21年東京オリンピック(五輪)女子1500メートル8位入賞の田中希実(23=ニューバランス)が、4分8秒29(速報値)で大会4連覇を果たした。同種目の4連覇以上は、10年まで5連覇した吉川美香以来、13年ぶり2人目の快挙となった。

世界の走りを意識し、残り800メートルから先頭に立つとぐんぐんと後続との差を広げた。残り400メートルからはスパートをかけて圧勝でゴール。8月の世界選手権(ブダペスト)の参加標準記録(4分3秒50)には届かなかったが、貫禄の走りを見せた。

試合後のインタビューでは手応えをつかんだ様子だった。「世界の(走りの)ロングスパートを見せられたらと思っていました。例年よりは速いタイムだったのでうれしい気持ちです。いまは根っこを伸ばしている状態。ハイペースの世界の走りのためスタミナをつけています。この結果は自信になりました」。

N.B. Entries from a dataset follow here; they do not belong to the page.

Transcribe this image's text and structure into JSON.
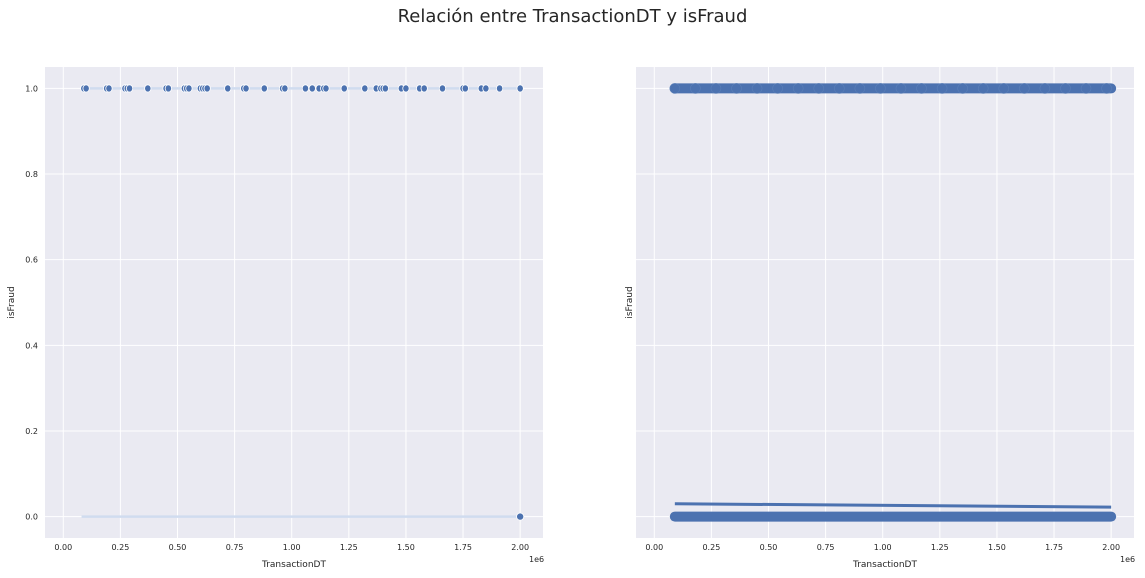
{
  "figure": {
    "title": "Relación entre TransactionDT y isFraud"
  },
  "colors": {
    "panel_bg": "#eaeaf2",
    "grid": "#ffffff",
    "series": "#4c72b0",
    "series_light": "#d0dcef"
  },
  "chart_data": [
    {
      "type": "scatter",
      "xlabel": "TransactionDT",
      "ylabel": "isFraud",
      "x_offset_label": "1e6",
      "xlim": [
        0,
        2.0
      ],
      "ylim": [
        -0.05,
        1.05
      ],
      "xticks": [
        "0.00",
        "0.25",
        "0.50",
        "0.75",
        "1.00",
        "1.25",
        "1.50",
        "1.75",
        "2.00"
      ],
      "yticks": [
        "0.0",
        "0.2",
        "0.4",
        "0.6",
        "0.8",
        "1.0"
      ],
      "grid": true,
      "series": [
        {
          "points_fraud": [
            0.09,
            0.1,
            0.19,
            0.2,
            0.27,
            0.28,
            0.29,
            0.37,
            0.45,
            0.46,
            0.53,
            0.54,
            0.55,
            0.6,
            0.61,
            0.62,
            0.63,
            0.72,
            0.79,
            0.8,
            0.88,
            0.96,
            0.97,
            1.06,
            1.09,
            1.12,
            1.14,
            1.15,
            1.23,
            1.32,
            1.37,
            1.39,
            1.4,
            1.41,
            1.48,
            1.5,
            1.56,
            1.58,
            1.66,
            1.75,
            1.76,
            1.83,
            1.85,
            1.91,
            2.0
          ],
          "point_nonfraud_end": [
            2.0,
            0
          ],
          "line_y0_range": [
            0.08,
            2.0
          ]
        }
      ]
    },
    {
      "type": "scatter",
      "xlabel": "TransactionDT",
      "ylabel": "isFraud",
      "x_offset_label": "1e6",
      "xlim": [
        0,
        2.0
      ],
      "ylim": [
        -0.05,
        1.05
      ],
      "xticks": [
        "0.00",
        "0.25",
        "0.50",
        "0.75",
        "1.00",
        "1.25",
        "1.50",
        "1.75",
        "2.00"
      ],
      "grid": true,
      "series": [
        {
          "dense_range_x": [
            0.09,
            2.0
          ],
          "y_levels": [
            1,
            0
          ],
          "regression_line": [
            [
              0.09,
              0.03
            ],
            [
              2.0,
              0.022
            ]
          ]
        }
      ]
    }
  ]
}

昨年の同選手権では800メートル、1500メートル、5000メートルに出場。4日間で3種目に出走したが「去年はスケジュールをこなすことに必死で。結果も出さないといけないとあって、その2つで苦しかった」と手いっぱいだった。

そこで今大会は出場種目を“厳選”。前回大会を制した1500メートルと5000メートルに絞った。1日の1500メートル予選では、昨年の同選手権と同タイムの4分15秒19をマーク。全体1位で決勝進出を決め「リラックスして走ることができたのは、去年の予選と比べるとよかった」と手応えを口にしていた。

種目数を絞る決断ができたのは、常に挑戦を続けてきたからこそ。その姿勢が変わることはない。予選後には、先を見据えた言葉を続けていた。

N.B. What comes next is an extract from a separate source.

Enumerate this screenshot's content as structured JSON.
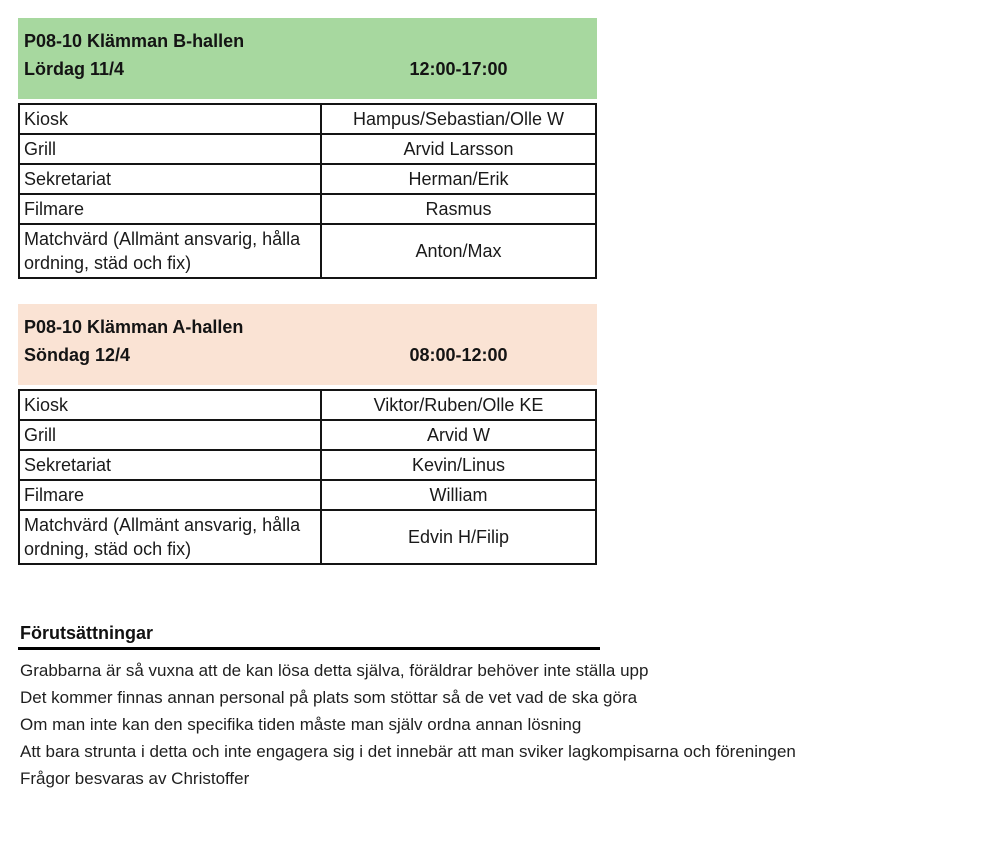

「最初に自分から行く(前へ出る)としんどいけど、その殻を破るのもまた世界陸上に向けての布石になる。自分の殻をどう破るか。ずっと同じチャレンジをしていても窮屈になる。いつもは順位やタイムに縛られてのびのびとした走りができていないけど、今回はいい意味で思い切ったレースをしたい」

4日には女子5000メートル決勝に臨む。「5000メートルもスタミナがあるところをみせたい」と初の2年連続2冠達成へ、突き進む。